Okapi '86: Word stemming, spelling correction and cross reference tables

This version of Okapi, developed by Stephen Walker and Richard Jones, aimed to reduce the proportion of failed searches caused by miskeyings and spelling mistakes. They investigated the way in which stemming, truncation, spelling correction and a cross reference table to look up synonyms could be used to minimise such errors and reduce the number of failed searches. The project was based at the Polytechnic of Central London, now Westminster University.

Design

The Okapi catalogue file of 90,000 records was created from a subset of MARC data. Since results from the Okapi '84 evaluation experiments indicated that users wanted to do more extensive subject searching, MARC field 651 was added to the bibliographic files. This field comprises subject headings and contains form, content and geographic subdivisions.

User input was parsed so that words could be stemmed and spelling normalised. Both weak and strong stemming was performed on query terms input by the user. The system used a rule based spelling standardisation process to identify common variations like colour and color or medieval and mediaeval.

Cross referencing of synonyms was implemented using a lookup table. This contained abbreviations (BBC, CND), noun/adjective pairs (Wales/Welsh), irregular plurals (wife, wives), alternatives (USSR, Soviet Union) and alternative spellings (tsar, tzar, czar, csar).

Spelling errors were dealt with by checking terms the system could not find against a Soundex-type index of candidate alternative. If one of these matched the user's input closely enough it was offered to the user as a replacement.

Evaluation

A live evaluation was carried out to assess the effects of the different levels of stemming. One experimental condition used both weak and strong stemming, another condition used only weak stemming and the third condition used no stemming.

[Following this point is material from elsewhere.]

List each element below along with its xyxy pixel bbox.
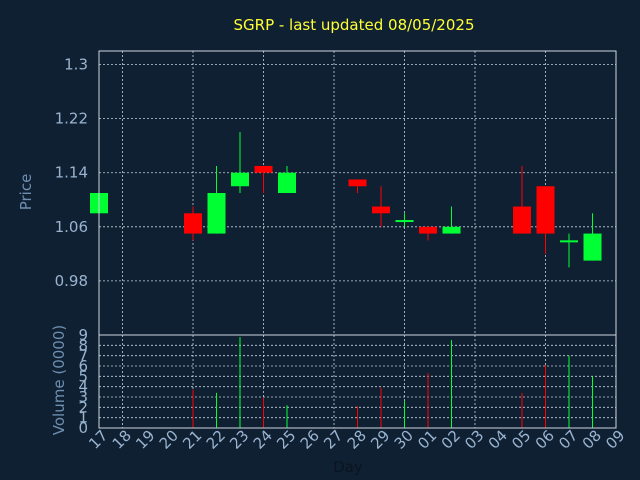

Results of re-running searches showed that weak stemming was beneficial, but that strong stemming was not always safe. The spelling correction feature was found to correct unintentionally. The lookup table for synonyms was neither conclusively helpful nor detrimental to searches but it did relieve the user of the need to consider common synonyms. However, as with a thesaurus, it carried the overhead of maintenance.

The next project, Okapi '87, examined the relative effectiveness of two online catalogues - Libertas and Okapi.